Aí se encontrava um homem, que estava doente havia trinta e oito anos. Jesus viu o homem deitado e sabendo que estava doente há tanto tempo, disse-lhe:
“Queres ficar curado?” O doente respondeu:
“Senhor, não tenho ninguém que me leve à piscina, quando a água é agitada. Quando estou chegando, outro entra na minha frente”.
Jesus disse: “Levanta-te, pega tua cama e anda”.

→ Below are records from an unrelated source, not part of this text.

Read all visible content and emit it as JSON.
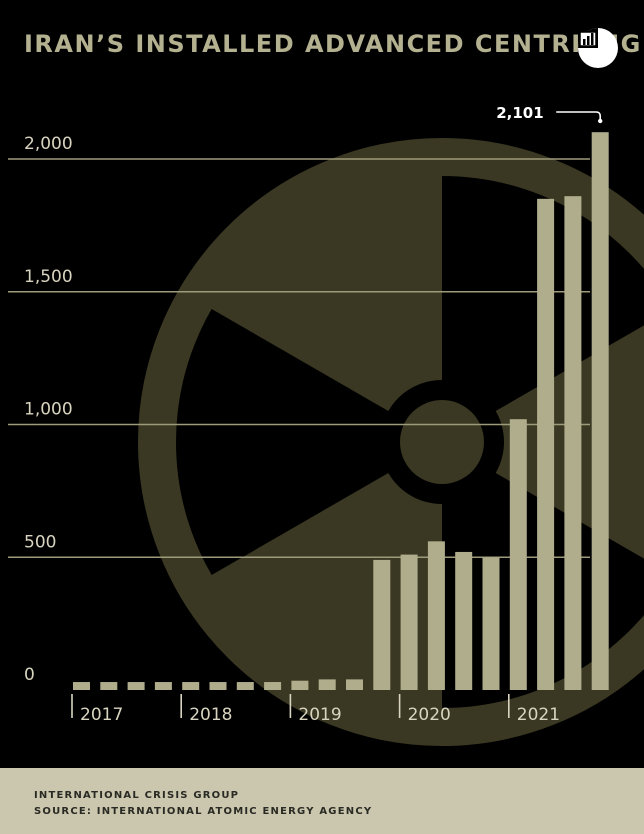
{
  "header": {
    "title": "IRAN’S INSTALLED ADVANCED CENTRIFUGES",
    "logo_icon": "chart-pie-logo-icon"
  },
  "colors": {
    "background": "#000000",
    "bar": "#b0ad8c",
    "gridline": "#9e9b7a",
    "text": "#d8d4bf",
    "title": "#b4b191",
    "watermark": "#3a3822",
    "footer_bg": "#cbc7ae",
    "footer_text": "#2a2a24"
  },
  "chart_data": {
    "type": "bar",
    "title": "IRAN’S INSTALLED ADVANCED CENTRIFUGES",
    "xlabel": "",
    "ylabel": "",
    "ylim": [
      0,
      2000
    ],
    "yticks": [
      0,
      500,
      1000,
      1500,
      2000
    ],
    "ytick_labels": [
      "0",
      "500",
      "1,000",
      "1,500",
      "2,000"
    ],
    "year_labels": [
      "2017",
      "2018",
      "2019",
      "2020",
      "2021"
    ],
    "values": [
      30,
      30,
      30,
      30,
      30,
      30,
      30,
      30,
      35,
      40,
      40,
      490,
      510,
      560,
      520,
      500,
      1020,
      1850,
      1860,
      2101
    ],
    "annotation": {
      "label": "2,101",
      "bar_index": 19
    },
    "grid": true,
    "watermark_icon": "radiation-symbol-icon"
  },
  "footer": {
    "line1": "INTERNATIONAL CRISIS GROUP",
    "line2": "SOURCE: INTERNATIONAL ATOMIC ENERGY AGENCY"
  }
}
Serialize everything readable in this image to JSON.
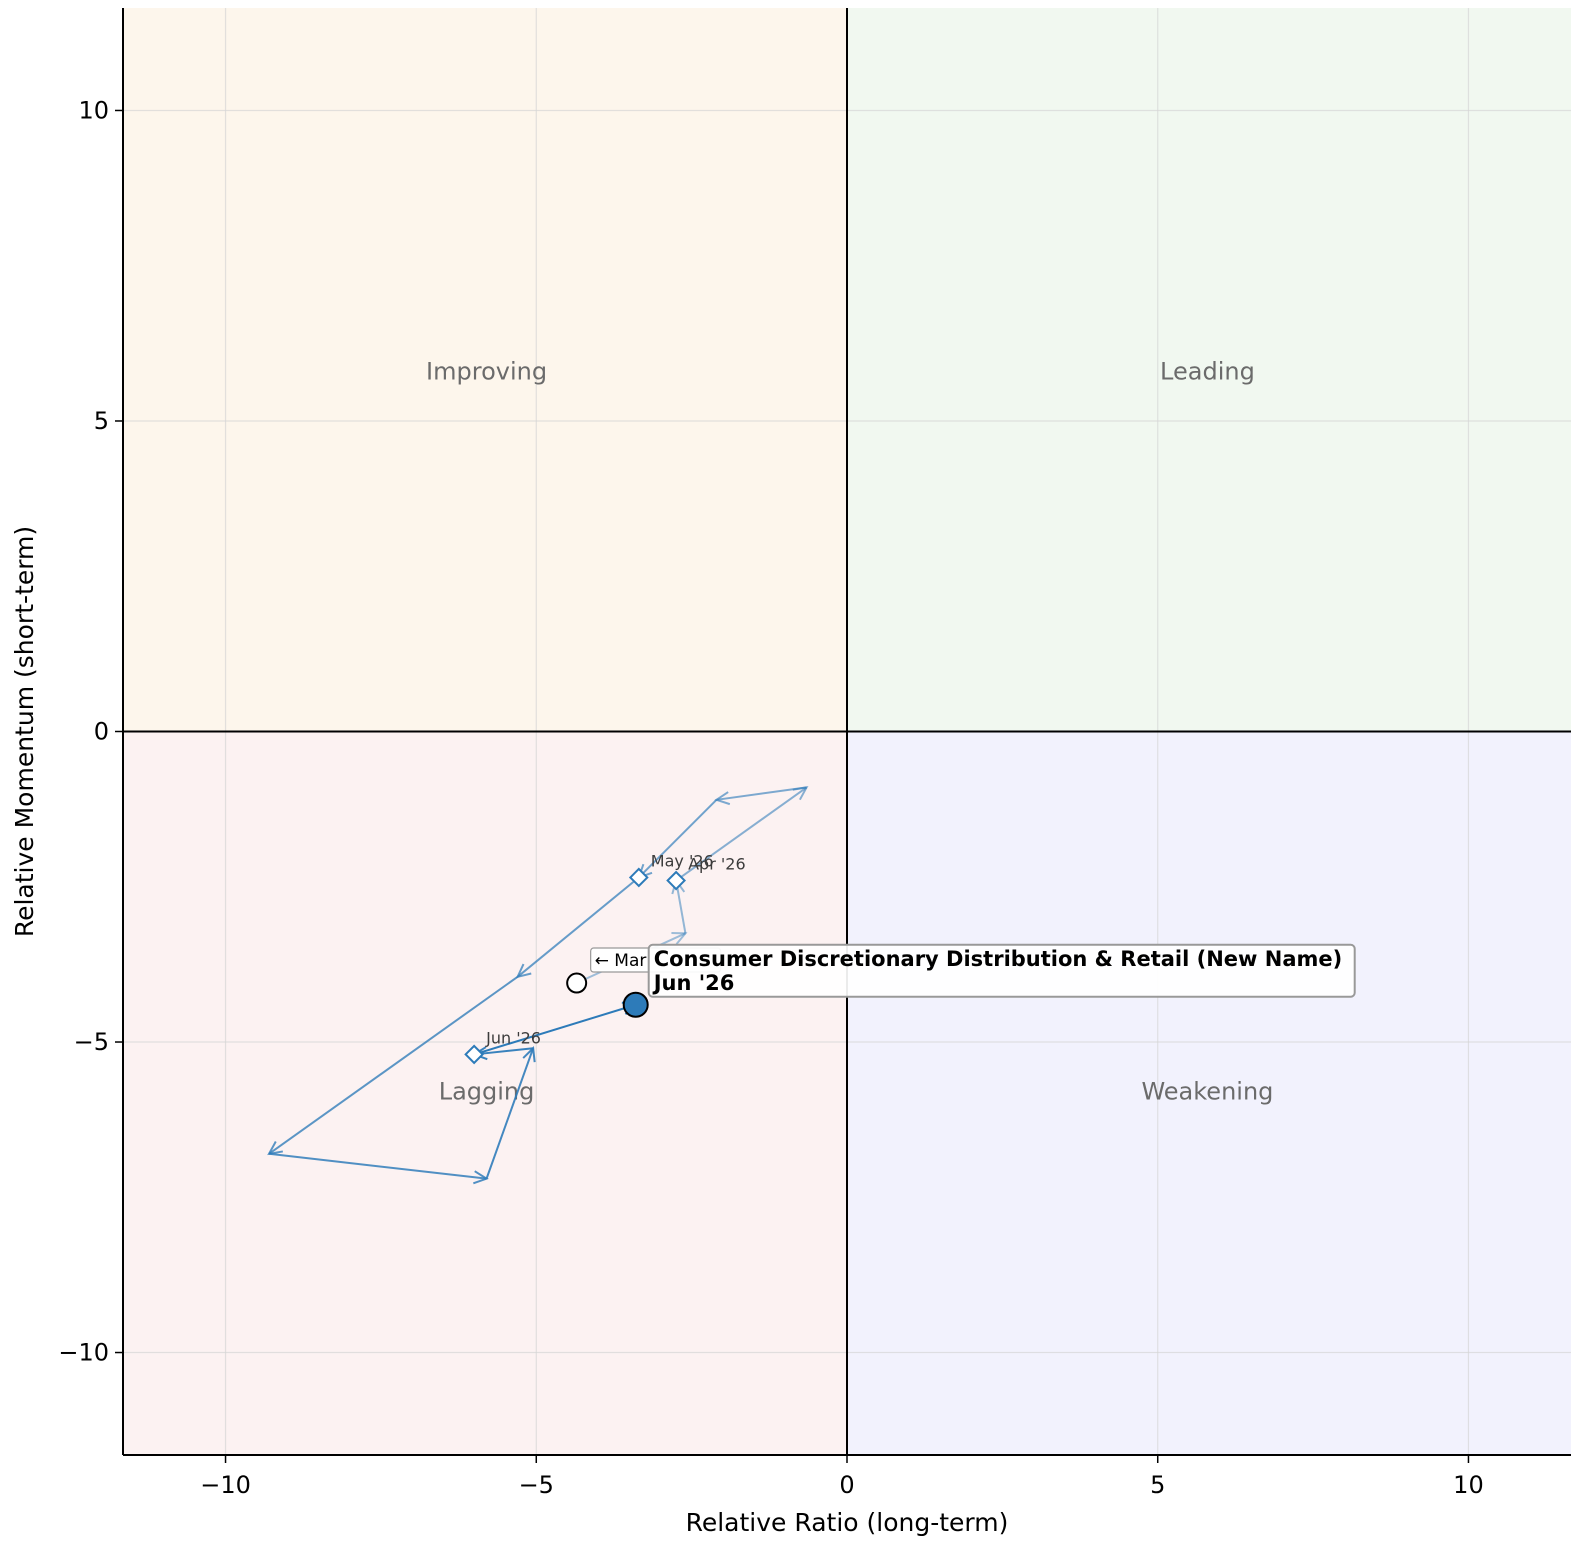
{
  "chart_data": {
    "type": "scatter",
    "subtype": "relative-rotation-graph",
    "title": "",
    "xlabel": "Relative Ratio (long-term)",
    "ylabel": "Relative Momentum (short-term)",
    "xlim": [
      -11.65,
      11.65
    ],
    "ylim": [
      -11.65,
      11.65
    ],
    "xticks": [
      -10,
      -5,
      0,
      5,
      10
    ],
    "yticks": [
      -10,
      -5,
      0,
      5,
      10
    ],
    "grid": true,
    "quadrants": [
      {
        "name": "Improving",
        "color": "#fdf6ec",
        "label_x": -5.8,
        "label_y": 5.8
      },
      {
        "name": "Leading",
        "color": "#f1f8f0",
        "label_x": 5.8,
        "label_y": 5.8
      },
      {
        "name": "Lagging",
        "color": "#fcf2f2",
        "label_x": -5.8,
        "label_y": -5.8
      },
      {
        "name": "Weakening",
        "color": "#f2f2fd",
        "label_x": 5.8,
        "label_y": -5.8
      }
    ],
    "series": [
      {
        "name": "Consumer Discretionary Distribution & Retail (New Name)",
        "color": "#2d7bb9",
        "trail": [
          {
            "x": -4.35,
            "y": -4.05,
            "label": "← Mar"
          },
          {
            "x": -2.6,
            "y": -3.25,
            "label": ""
          },
          {
            "x": -2.75,
            "y": -2.4,
            "label": "Apr '26"
          },
          {
            "x": -0.65,
            "y": -0.9,
            "label": ""
          },
          {
            "x": -2.1,
            "y": -1.1,
            "label": ""
          },
          {
            "x": -3.35,
            "y": -2.35,
            "label": "May '26"
          },
          {
            "x": -5.3,
            "y": -3.95,
            "label": ""
          },
          {
            "x": -9.3,
            "y": -6.8,
            "label": ""
          },
          {
            "x": -5.8,
            "y": -7.2,
            "label": ""
          },
          {
            "x": -5.05,
            "y": -5.1,
            "label": ""
          },
          {
            "x": -6.0,
            "y": -5.2,
            "label": "Jun '26"
          },
          {
            "x": -3.4,
            "y": -4.4,
            "label": ""
          }
        ],
        "current": {
          "x": -3.4,
          "y": -4.4
        },
        "annotation": [
          "Consumer Discretionary Distribution & Retail (New Name)",
          "Jun '26"
        ]
      }
    ]
  }
}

No mesmo instante, o homem ficou curado, pegou sua cama e começou a andar.
Ora, esse dia era um sábado. Por isso, os judeus disseram ao homem que tinha sido curado:
“É sábado! Não te é permitido carregar tua cama”.
Ele respondeu-lhes:
“Aquele que me curou disse: ‘Pega tua cama e anda’”.
Então lhe perguntaram: “Quem é que te disse: ‘Pega tua cama e anda’?” O homem que tinha sido curado não sabia quem fora, pois Jesus se tinha afastado da multidão que se encontrava naquele lugar.
Mais tarde, Jesus encontrou o homem no Templo e lhe disse: “Eis que estás curado. Não voltes a pecar, para que não te aconteça coisa pior”.
Então o homem saiu e contou aos judeus que tinha sido Jesus quem o havia curado.
Por isso, os judeus começaram a perseguir Jesus, porque fazia tais coisas em dia de sábado. (Jo 5,1-16)
Reflexão: Muitas vezes, as pessoas que sofrem diferentes formas de males possuem uma fé muito grande no poder de Deus, mas de algumas formas são impedidas de chegar até ele e receber as suas graças, condição indispensável para a superação de seus males e sofrimentos.
É o caso do paralítico, que acreditava no poder de Deus e na cura que viria pela ação do anjo ao agitar a água, mas era impedido pelos outros que entravam primeiro na piscina. Assim também acontece hoje quando criamos uma série de regras e preceitos humanos que dificultam a participação de muitos na vida divina e um relacionamento pessoal com ele, que é a fonte de todas as graças que nos dão vida em abundância.